Documentation Status Build Status Coverage Status

The Brazos Cluster controller process for the eMOP workflow. For more information on the eMOP workflow, please see the eMOP Workflow Design Description

Table of Contents

  1. Install
  2. Build
  3. Setup
  4. Usage
  1. Support
  2. Development

Install

Clone this repository and merge in the submodules

git clone https://github.com/Early-Modern-OCR/emop-controller.git
cd emop-controller
git submodule update --init

Copy the modulefiles.example directory to modulefiles and modify the provided module files as needed.

cp -r modulefiles.example modulefiles

Build

Step #1 is specific to the Brazos cluster and can be skipped if you have maven available.

  1. Load emop-build module.

     module use ./modulefiles
     module load emop-build
    
  2. Build and install all necessary dependencies.

     make all
    
  3. Unload the emop-build module.

     module unload emop-build
    

Setup

Depends on several environment variables as well. They are:

  • JUXTA_HOME - Root directory for JuxtaCL
  • RETAS_HOME - Root directory for RETAS
  • SEASR_HOME - Root directory for SEASR post-processing tools
  • DENOISE_HOME - Root directory for the DeNoise post-processing tool

For multiple users to run this controller on the same file structure the umask must be set to at least 002.

Add the following to your login scripts such as ~/.bashrc

umask 002

Rename the following configuration files and change their values as needed:

  • emop.properties.example to emop.properties
  • config.ini.example to config.ini

The file config.ini contains all the configuration options used by the emop-controller.

The file emop.properties is legacy and currently only used by the PageCorrector post-process.

Usage

All interaction with the emop-controller is done through emopcmd.py.
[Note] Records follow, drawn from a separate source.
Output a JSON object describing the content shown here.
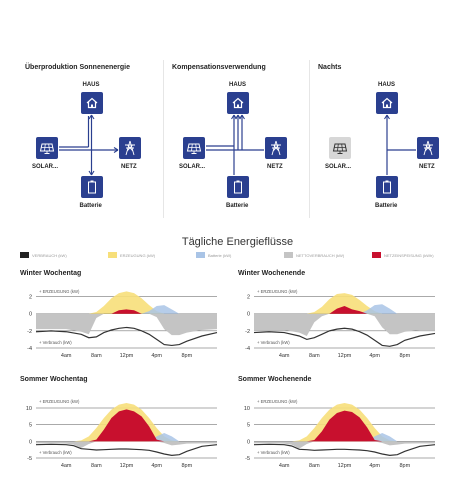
{
  "flow_panels": [
    {
      "title": "Überproduktion Sonnenenergie",
      "nodes": {
        "haus": "HAUS",
        "solar": "SOLAR...",
        "netz": "NETZ",
        "batterie": "Batterie"
      }
    },
    {
      "title": "Kompensationsverwendung",
      "nodes": {
        "haus": "HAUS",
        "solar": "SOLAR...",
        "netz": "NETZ",
        "batterie": "Batterie"
      }
    },
    {
      "title": "Nachts",
      "nodes": {
        "haus": "HAUS",
        "solar": "SOLAR...",
        "netz": "NETZ",
        "batterie": "Batterie"
      }
    }
  ],
  "daily_title": "Tägliche Energieflüsse",
  "legend": [
    {
      "label": "VERBRAUCH (kW)",
      "color": "#222222"
    },
    {
      "label": "ERZEUGUNG (kW)",
      "color": "#f7df7a"
    },
    {
      "label": "Batterie (kW)",
      "color": "#a9c4e6"
    },
    {
      "label": "NETTOVERBRAUCH (kW)",
      "color": "#c4c4c4"
    },
    {
      "label": "NETZEINSPEISUNG (kWh)",
      "color": "#c8102e"
    }
  ],
  "chart_data": [
    {
      "type": "area",
      "title": "Winter Wochentag",
      "upper_label": "+ ERZEUGUNG (kW)",
      "lower_label": "+ Verbrauch (kW)",
      "y_ticks": [
        2,
        0,
        -2,
        -4
      ],
      "ylim": [
        -4,
        3
      ],
      "x_ticks": [
        "4am",
        "8am",
        "12pm",
        "4pm",
        "8pm"
      ],
      "x": [
        0,
        2,
        4,
        6,
        7,
        8,
        9,
        10,
        11,
        12,
        13,
        14,
        15,
        16,
        17,
        18,
        19,
        20,
        22,
        24
      ],
      "series": [
        {
          "name": "ERZEUGUNG (kW)",
          "values": [
            0,
            0,
            0,
            0,
            0,
            0.2,
            0.9,
            1.8,
            2.4,
            2.6,
            2.4,
            1.8,
            1.0,
            0.3,
            0,
            0,
            0,
            0,
            0,
            0
          ]
        },
        {
          "name": "Batterie (kW)",
          "values": [
            0,
            0,
            0,
            0,
            0,
            0,
            0,
            0,
            0,
            0,
            0,
            0,
            0.3,
            0.9,
            1.0,
            0.5,
            0,
            0,
            0,
            0
          ]
        },
        {
          "name": "NETZEINSPEISUNG (kWh)",
          "values": [
            0,
            0,
            0,
            0,
            0,
            0,
            0,
            0,
            0.4,
            0.5,
            0.4,
            0,
            0,
            0,
            0,
            0,
            0,
            0,
            0,
            0
          ]
        },
        {
          "name": "NETTOVERBRAUCH (kW)",
          "values": [
            -1.8,
            -1.8,
            -1.8,
            -2.1,
            -2.4,
            -0.5,
            0,
            0,
            0,
            0,
            0,
            0,
            0,
            -0.4,
            -1.8,
            -2.5,
            -2.5,
            -2.2,
            -1.9,
            -1.8
          ]
        },
        {
          "name": "VERBRAUCH (kW)",
          "values": [
            -2.1,
            -2.0,
            -2.1,
            -2.4,
            -2.8,
            -2.7,
            -2.2,
            -1.9,
            -1.7,
            -1.6,
            -1.7,
            -2.0,
            -2.4,
            -3.0,
            -3.6,
            -3.7,
            -3.6,
            -3.2,
            -2.6,
            -2.2
          ]
        }
      ]
    },
    {
      "type": "area",
      "title": "Winter Wochenende",
      "upper_label": "+ ERZEUGUNG (kW)",
      "lower_label": "+ Verbrauch (kW)",
      "y_ticks": [
        2,
        0,
        -2,
        -4
      ],
      "ylim": [
        -4,
        3
      ],
      "x_ticks": [
        "4am",
        "8am",
        "12pm",
        "4pm",
        "8pm"
      ],
      "x": [
        0,
        2,
        4,
        6,
        7,
        8,
        9,
        10,
        11,
        12,
        13,
        14,
        15,
        16,
        17,
        18,
        19,
        20,
        22,
        24
      ],
      "series": [
        {
          "name": "ERZEUGUNG (kW)",
          "values": [
            0,
            0,
            0,
            0,
            0,
            0.2,
            0.8,
            1.7,
            2.3,
            2.4,
            2.2,
            1.6,
            0.9,
            0.3,
            0,
            0,
            0,
            0,
            0,
            0
          ]
        },
        {
          "name": "Batterie (kW)",
          "values": [
            0,
            0,
            0,
            0,
            0,
            0,
            0,
            0,
            0,
            0,
            0,
            0,
            0.4,
            1.0,
            1.1,
            0.6,
            0,
            0,
            0,
            0
          ]
        },
        {
          "name": "NETZEINSPEISUNG (kWh)",
          "values": [
            0,
            0,
            0,
            0,
            0,
            0,
            0,
            0,
            0.6,
            0.9,
            0.5,
            0.3,
            0,
            0,
            0,
            0,
            0,
            0,
            0,
            0
          ]
        },
        {
          "name": "NETTOVERBRAUCH (kW)",
          "values": [
            -1.9,
            -1.9,
            -1.9,
            -2.2,
            -2.6,
            -1.0,
            -0.3,
            0,
            0,
            0,
            0,
            0,
            0,
            -0.3,
            -1.6,
            -2.4,
            -2.4,
            -2.1,
            -1.9,
            -1.9
          ]
        },
        {
          "name": "VERBRAUCH (kW)",
          "values": [
            -2.2,
            -2.1,
            -2.2,
            -2.6,
            -3.0,
            -2.8,
            -2.4,
            -2.0,
            -1.8,
            -1.7,
            -1.8,
            -2.1,
            -2.5,
            -3.1,
            -3.7,
            -3.8,
            -3.6,
            -3.1,
            -2.6,
            -2.3
          ]
        }
      ]
    },
    {
      "type": "area",
      "title": "Sommer Wochentag",
      "upper_label": "+ ERZEUGUNG (kW)",
      "lower_label": "+ Verbrauch (kW)",
      "y_ticks": [
        10,
        5,
        0,
        -5
      ],
      "ylim": [
        -5,
        13
      ],
      "x_ticks": [
        "4am",
        "8am",
        "12pm",
        "4pm",
        "8pm"
      ],
      "x": [
        0,
        2,
        4,
        5,
        6,
        7,
        8,
        9,
        10,
        11,
        12,
        13,
        14,
        15,
        16,
        17,
        18,
        19,
        20,
        22,
        24
      ],
      "series": [
        {
          "name": "ERZEUGUNG (kW)",
          "values": [
            0,
            0,
            0,
            0,
            0.3,
            1.5,
            4.0,
            7.0,
            9.5,
            11.0,
            11.5,
            11.0,
            9.5,
            7.0,
            4.0,
            1.5,
            0.3,
            0,
            0,
            0,
            0
          ]
        },
        {
          "name": "Batterie (kW)",
          "values": [
            0,
            0,
            0,
            0,
            0,
            0,
            0,
            0,
            0,
            0,
            0,
            0,
            0,
            0,
            1.5,
            2.5,
            1.5,
            0,
            0,
            0,
            0
          ]
        },
        {
          "name": "NETZEINSPEISUNG (kWh)",
          "values": [
            0,
            0,
            0,
            0,
            0,
            0,
            0.5,
            3.5,
            7.0,
            9.0,
            9.6,
            9.0,
            7.5,
            4.5,
            0.5,
            0,
            0,
            0,
            0,
            0,
            0
          ]
        },
        {
          "name": "NETTOVERBRAUCH (kW)",
          "values": [
            -0.6,
            -0.6,
            -0.7,
            -1.0,
            -2.0,
            -0.8,
            0,
            0,
            0,
            0,
            0,
            0,
            0,
            0,
            0,
            -0.5,
            -1.2,
            -1.0,
            -0.7,
            -0.6,
            -0.6
          ]
        },
        {
          "name": "VERBRAUCH (kW)",
          "values": [
            -1.0,
            -0.9,
            -1.0,
            -1.3,
            -2.2,
            -2.4,
            -2.6,
            -2.5,
            -2.4,
            -2.3,
            -2.3,
            -2.4,
            -2.5,
            -2.7,
            -3.2,
            -3.8,
            -4.2,
            -4.0,
            -3.0,
            -1.5,
            -1.0
          ]
        }
      ]
    },
    {
      "type": "area",
      "title": "Sommer Wochenende",
      "upper_label": "+ ERZEUGUNG (kW)",
      "lower_label": "+ Verbrauch (kW)",
      "y_ticks": [
        10,
        5,
        0,
        -5
      ],
      "ylim": [
        -5,
        13
      ],
      "x_ticks": [
        "4am",
        "8am",
        "12pm",
        "4pm",
        "8pm"
      ],
      "x": [
        0,
        2,
        4,
        5,
        6,
        7,
        8,
        9,
        10,
        11,
        12,
        13,
        14,
        15,
        16,
        17,
        18,
        19,
        20,
        22,
        24
      ],
      "series": [
        {
          "name": "ERZEUGUNG (kW)",
          "values": [
            0,
            0,
            0,
            0,
            0.3,
            1.5,
            4.0,
            7.0,
            9.5,
            11.0,
            11.5,
            11.0,
            9.5,
            7.0,
            4.0,
            1.5,
            0.3,
            0,
            0,
            0,
            0
          ]
        },
        {
          "name": "Batterie (kW)",
          "values": [
            0,
            0,
            0,
            0,
            0,
            0,
            0,
            0,
            0,
            0,
            0,
            0,
            0,
            0,
            1.5,
            2.5,
            1.5,
            0,
            0,
            0,
            0
          ]
        },
        {
          "name": "NETZEINSPEISUNG (kWh)",
          "values": [
            0,
            0,
            0,
            0,
            0,
            0,
            0.4,
            3.0,
            6.5,
            8.5,
            9.2,
            8.8,
            7.2,
            4.2,
            0.4,
            0,
            0,
            0,
            0,
            0,
            0
          ]
        },
        {
          "name": "NETTOVERBRAUCH (kW)",
          "values": [
            -0.6,
            -0.6,
            -0.7,
            -1.0,
            -2.2,
            -0.8,
            0,
            0,
            0,
            0,
            0,
            0,
            0,
            0,
            0,
            -0.5,
            -1.2,
            -1.0,
            -0.7,
            -0.6,
            -0.6
          ]
        },
        {
          "name": "VERBRAUCH (kW)",
          "values": [
            -1.0,
            -0.9,
            -1.0,
            -1.4,
            -2.4,
            -2.5,
            -2.7,
            -2.6,
            -2.5,
            -2.4,
            -2.4,
            -2.5,
            -2.6,
            -2.8,
            -3.2,
            -3.8,
            -4.2,
            -4.0,
            -3.0,
            -1.5,
            -1.0
          ]
        }
      ]
    }
  ]
}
This script has a set of subcommands that determine the operations performed.

  • query - form various queries against API and local files
  • submit - submit jobs to the cluster
  • run - run a job
  • upload - upload completed job results
  • transfer status - check status of ability to transfer or of specific task
  • transfer in - transfer files from remote location to cluster
  • transfer out - transfer files from cluster to remote location
  • transfer test - transfer test file from cluster to remote location
  • testrun - Reserve, run and upload results. Intended for testing.

For full list of options execute emopcmd.py --help and emopcmd.py <subcommand> --help.
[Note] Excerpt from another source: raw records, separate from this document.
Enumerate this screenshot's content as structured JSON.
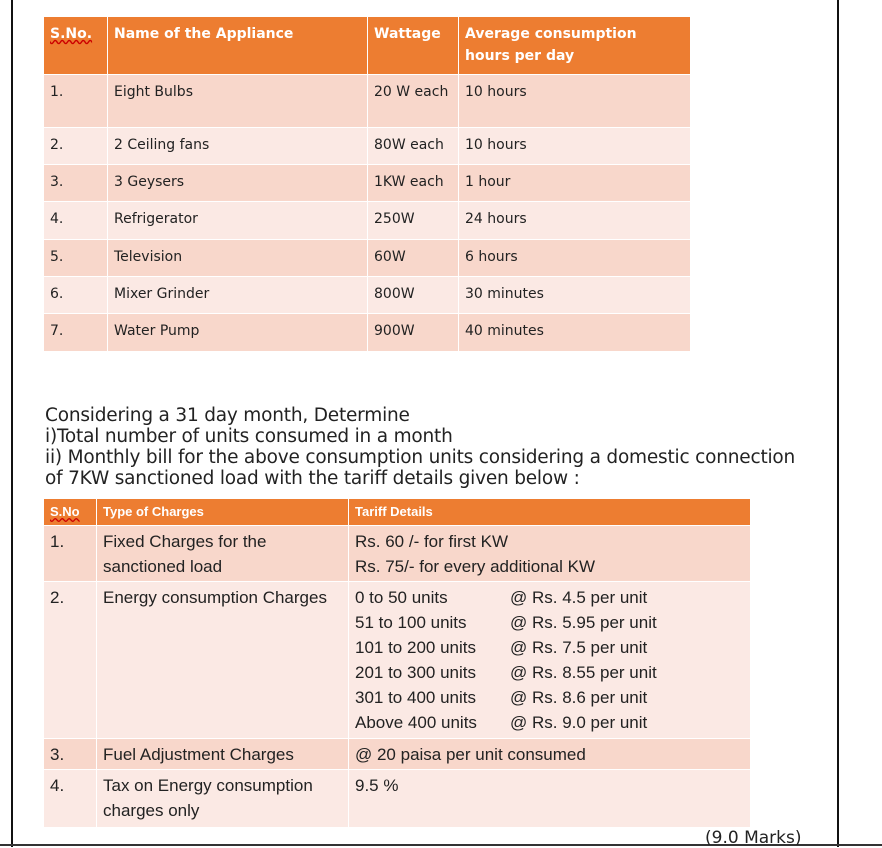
{
  "appliance_table": {
    "headers": [
      "S.No.",
      "Name of the Appliance",
      "Wattage",
      "Average consumption hours per day"
    ],
    "rows": [
      [
        "1.",
        "Eight  Bulbs",
        "20 W each",
        "10 hours"
      ],
      [
        "2.",
        " 2 Ceiling fans",
        "80W each",
        "10 hours"
      ],
      [
        "3.",
        "3 Geysers",
        "1KW each",
        "1 hour"
      ],
      [
        "4.",
        "Refrigerator",
        "250W",
        "24 hours"
      ],
      [
        "5.",
        "Television",
        "60W",
        "6 hours"
      ],
      [
        "6.",
        "Mixer Grinder",
        "800W",
        "30 minutes"
      ],
      [
        "7.",
        "Water Pump",
        "900W",
        "40 minutes"
      ]
    ]
  },
  "question": {
    "line1": "Considering a 31 day month, Determine",
    "line2": "i)Total number of units consumed in a month",
    "line3": "ii) Monthly bill for the above consumption units considering a domestic connection",
    "line4": "of 7KW sanctioned load with the tariff details given below :"
  },
  "tariff_table": {
    "headers": [
      "S.No",
      "Type of Charges",
      "Tariff Details"
    ],
    "rows": [
      {
        "sno": "1.",
        "type": "Fixed Charges for the sanctioned load",
        "details": [
          "Rs. 60 /- for first KW",
          "Rs. 75/- for every additional KW"
        ]
      },
      {
        "sno": "2.",
        "type": "Energy consumption Charges",
        "slabs": [
          [
            "0 to 50 units",
            "@ Rs. 4.5 per unit"
          ],
          [
            "51 to 100 units",
            "@ Rs. 5.95 per unit"
          ],
          [
            "101 to 200 units",
            "@ Rs. 7.5 per unit"
          ],
          [
            "201 to 300 units",
            "@ Rs. 8.55 per unit"
          ],
          [
            "301 to 400 units",
            "@ Rs. 8.6 per unit"
          ],
          [
            "Above 400 units",
            "@ Rs. 9.0 per unit"
          ]
        ]
      },
      {
        "sno": "3.",
        "type": "Fuel Adjustment Charges",
        "details": [
          "@ 20 paisa per unit consumed"
        ]
      },
      {
        "sno": "4.",
        "type": "Tax on Energy consumption charges only",
        "details": [
          "9.5 %"
        ]
      }
    ]
  },
  "marks": "(9.0 Marks)",
  "colors": {
    "header": "#ed7d31",
    "row_odd": "#f8d7cb",
    "row_even": "#fbe9e4"
  }
}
Be sure the emop module is loaded before executing emopcmd.py

module use ./modulefiles
module load emop

NOTE: The first time a the controller communicates with Globus Online a prompt will ask for your Globus Online username/password. This will generate a GOAuth token to authenticate with Globus. The token is good for one year.

Query

The following is an example of querying the dashboard API for count of pending pages (job_queues)
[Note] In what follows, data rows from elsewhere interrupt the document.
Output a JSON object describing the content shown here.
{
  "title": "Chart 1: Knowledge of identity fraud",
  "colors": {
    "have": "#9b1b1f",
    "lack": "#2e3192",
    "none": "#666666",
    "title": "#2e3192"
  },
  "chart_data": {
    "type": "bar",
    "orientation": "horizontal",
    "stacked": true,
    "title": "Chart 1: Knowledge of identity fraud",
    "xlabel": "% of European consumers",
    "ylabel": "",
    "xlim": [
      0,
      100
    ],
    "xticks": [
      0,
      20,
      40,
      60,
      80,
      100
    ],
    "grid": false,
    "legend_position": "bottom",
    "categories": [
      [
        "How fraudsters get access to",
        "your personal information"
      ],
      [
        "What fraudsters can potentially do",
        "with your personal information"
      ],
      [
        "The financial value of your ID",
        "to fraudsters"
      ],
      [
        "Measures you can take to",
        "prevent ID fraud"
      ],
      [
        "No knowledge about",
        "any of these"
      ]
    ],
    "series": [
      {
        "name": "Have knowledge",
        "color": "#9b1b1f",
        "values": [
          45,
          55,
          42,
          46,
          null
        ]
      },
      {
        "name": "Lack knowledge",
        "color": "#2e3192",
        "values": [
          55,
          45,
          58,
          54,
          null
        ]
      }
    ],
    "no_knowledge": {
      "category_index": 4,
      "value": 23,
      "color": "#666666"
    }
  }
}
./emopcmd.py query --pending-pages

This example will count pending pages (job_queues) that are part with batch_id 16

./emopcmd.py query --filter '{"batch_id": 16}' --pending-pages

The log files can be queried for statistics of application runtimes.

./emopcmd.py query --avg-runtimes

Submitting

This is an example of submitting a single page to run in a single job:

./emopcmd.py submit --num-jobs 1 --pages-per-job 1

This is an example of submitting and letting the emop-controller determine the optimal number of jobs and pages-per-job to submit:

./emopcmd.py submit

The submit subcommand can filter the jobs that get reserved via API by using the --filter argument. The following example would reserve job_queues via API that match batch_id 16.

./emopcmd.py submit --filter '{"batch_id": 16}'

Uploading

This example is what is used to upload data from a SLURM job

./emopcmd.py upload --proc-id 20141220211214811

This is an example of uploading a single file

./emopcmd.py upload --upload-file payload/output/completed/20141220211214811.json

This is an example of uploading an entire directory

./emopcmd.py upload --upload-dir payload/output/completed

Transfer Status

To verify you are able to communicate with Globus and endpoints are currently activated for your account

./emopcmd.py transfer status

To check on the status of an individual transfer

./emopcmd.py transfer status --task-id=<some task ID>

Transfer In

To transfer files from a remote location to the local cluster

./emopcmd.py transfer in --filter '{"batch_id": 16}'

The Globus Online task ID will be printed once transfer is successful received by Globus.

Transfer Out

To transfer files from the local cluster to a remote location

./emopcmd.py transfer out --proc-id 20141220211214811

The Globus Online task ID will be printed once transfer is successful received by Globus.

Transfer Test

This subcommand will send a test file from the local cluster to a remote endpoint to verify transfers are working and will wait for success or failure.

./emopcmd.py transfer test --wait

Test Run

The subcommand testrun is available so that small number of pages can be processed interactively from within a cluster job.

First acquire an interactive job environment. The following command is specific to Brazos and requests an interactive job with 4000MB of memory.

sintr -m 4000

Once the job starts and your on a compute node you can must load the emop modules. These commands are also specific to Brazos using Lmod.

# Change to directory containing this project
cd /path/to/emop-controller
module use modulefiles
module load emop

The following example will reserve 2 pages, process them and upload the results.

./emopcmd.py testrun --num-pages 2

You can also run testrun with uploading of results disabled.

./emopcmd.py testrun --num-pages 2 --no-upload

The same page can be reprocessed with a little bit of work.

First set the PROC_ID to the value that was output during the testrun:

export PROC_ID=<some value>

Then use subcommand run with the PROC_ID of the previous run and --force-run to overwrite previous output. This will read the input JSON file and allow the same page(s) to be processed

./emopcmd.py run --force-run --proc-id ${PROC_ID}

Cron

To submit jobs via cron a special wrapper script is provided

Edit cron by using crontab -e and add something like the following:

EMOP_HOME=/path/to/emop-controller
0 * * * * $EMOP_HOME/scripts/cron.sh config-cron.ini ; $EMOP_HOME/scripts/cron.sh config-cron-background.ini

The above example will execute two commands every hour. The first launches emopcmd.py -c config-cron.ini submit and the second launches emopcmd.py -c config-cron-background.ini submit.

Support

The use of this application relies heavily on sites using the following technologies

  • SLURM - cluster resource manager
  • Lmod - Modules environment

Only the following versions of each dependency have been tested.

  • python-2.7.8
    • requests-2.5.0
    • subprocess32-3.2.6
  • maven-3.2.1
  • java-1.7.0-67
  • tesseract - SVN revision 889

See modulefiles/emop.lua and modulefiles/emop-build.lua for a list of all the applications used

Development

The following Python modules are needed for development

  • flake8 - lint tests
  • sphinx - docs creation

Install using the following

pip install --user --requirement .requirements.txt

Lint tests

Running lint tests

flake8 --config config.ini .

Documentation

Build documentation using Sphinx

make docs

System tests

Verify transfers can be initiated and possibly update config to appropriate values

./emopcmd.py -c tests/system/config-idhmc-test.ini transfer status

To run the test using stakeholder or stakeholder-4g partition:

sbatch -p stakeholder,stakeholder-4g tests/system/emop-ecco-test.slrm
sbatch -p stakeholder,stakeholder-4g tests/system/emop-eebo-test.slrm

Check the output of logs/test/emop-controller-test-JOBID.out where JOBID is the value output when sbatch was executed.